Se déplacer d’un endroit à un autre ne présente, pour la plupart d’entre nous, aucune difficulté. Pour ceux qui souffrent d’un handicap ou de mobilité réduite, en revanche, un obstacle ou une volée de marches peuvent poser de sérieux problèmes. En d’autres termes, les dispositifs auxquels le commun des mortels ne fait pas attention peuvent causer d’importantes difficultés aux personnes qui n’ont pas les mêmes capacités – dans la majorité des cas, ces difficultés pourraient être évitées si les besoins des personnes handicapées étaient mieux pris en compte à la conception.

Photo: Rania Python

La jeune Rania en sait quelque chose. Malgré son handicap visuel, Rania travaille comme traductrice indépendante à Chavannes, en Suisse, et traduit de l’italien, de l’anglais et de l’allemand en français, sa langue maternelle. Cette année, elle a décidé de relever un nouveau défi en se présentant à l’élection de Miss Handicap, un concours de beauté pas comme les autres organisé chaque année en Suisse pour les personnes handicapées. Rania espère ainsi devenir leur porte-parole et défendre leur droit à l’autonomie. Mais elle a surtout à cœur de changer le regard que la société porte sur les personnes handicapées, pour qu’on leur donne l’opportunité de réussir et qu’elles soient enfin reconnues comme des citoyens à part entière.

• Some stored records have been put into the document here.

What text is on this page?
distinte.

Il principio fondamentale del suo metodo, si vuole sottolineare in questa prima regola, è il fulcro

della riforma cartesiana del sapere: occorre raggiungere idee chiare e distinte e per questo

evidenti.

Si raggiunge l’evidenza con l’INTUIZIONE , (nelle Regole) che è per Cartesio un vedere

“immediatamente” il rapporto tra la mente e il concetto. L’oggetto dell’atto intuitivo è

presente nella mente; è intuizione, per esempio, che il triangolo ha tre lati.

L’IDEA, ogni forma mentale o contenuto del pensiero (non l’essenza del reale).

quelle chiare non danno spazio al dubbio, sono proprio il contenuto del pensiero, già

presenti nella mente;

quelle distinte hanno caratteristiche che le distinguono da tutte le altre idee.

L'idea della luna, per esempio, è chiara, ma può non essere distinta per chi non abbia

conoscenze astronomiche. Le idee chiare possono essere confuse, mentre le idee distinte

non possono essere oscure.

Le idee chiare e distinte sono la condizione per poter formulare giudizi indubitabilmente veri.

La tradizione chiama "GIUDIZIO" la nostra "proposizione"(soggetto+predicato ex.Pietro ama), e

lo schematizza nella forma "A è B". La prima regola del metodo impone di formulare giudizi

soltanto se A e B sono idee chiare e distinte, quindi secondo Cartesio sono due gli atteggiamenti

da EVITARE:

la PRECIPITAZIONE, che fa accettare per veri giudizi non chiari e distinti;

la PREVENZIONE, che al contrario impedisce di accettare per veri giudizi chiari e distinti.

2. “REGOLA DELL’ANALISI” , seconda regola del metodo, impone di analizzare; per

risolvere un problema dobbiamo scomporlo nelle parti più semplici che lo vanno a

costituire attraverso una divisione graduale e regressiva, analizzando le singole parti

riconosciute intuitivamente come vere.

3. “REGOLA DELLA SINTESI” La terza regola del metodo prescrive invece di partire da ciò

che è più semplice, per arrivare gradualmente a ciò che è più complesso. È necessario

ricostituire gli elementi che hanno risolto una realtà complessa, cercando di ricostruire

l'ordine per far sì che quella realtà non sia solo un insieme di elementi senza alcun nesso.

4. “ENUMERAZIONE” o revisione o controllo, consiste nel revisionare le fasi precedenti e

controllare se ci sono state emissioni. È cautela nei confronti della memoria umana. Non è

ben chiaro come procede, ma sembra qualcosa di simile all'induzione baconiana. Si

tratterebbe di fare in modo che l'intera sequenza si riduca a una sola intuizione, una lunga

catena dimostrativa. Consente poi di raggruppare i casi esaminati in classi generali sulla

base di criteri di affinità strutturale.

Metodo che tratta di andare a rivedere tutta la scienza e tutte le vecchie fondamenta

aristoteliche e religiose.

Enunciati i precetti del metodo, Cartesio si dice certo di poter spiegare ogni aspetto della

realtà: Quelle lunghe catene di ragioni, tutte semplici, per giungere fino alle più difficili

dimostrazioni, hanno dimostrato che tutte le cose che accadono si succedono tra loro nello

Nous avons rencontré Rania pour qu’elle nous fasse part de ses défis et de ses combats, et de ce que peuvent faire les normes pour lever les obstacles qu’elle rencontre au quotidien et lui simplifier la vie.

ISOfocus : Que veut dire le mot « accessibilité » pour une personne aveugle ?
Qu’y a-t-il de plus difficile lorsqu’il t’est impossible d’accéder à un lieu ou à quoi que ce soit d’autre ?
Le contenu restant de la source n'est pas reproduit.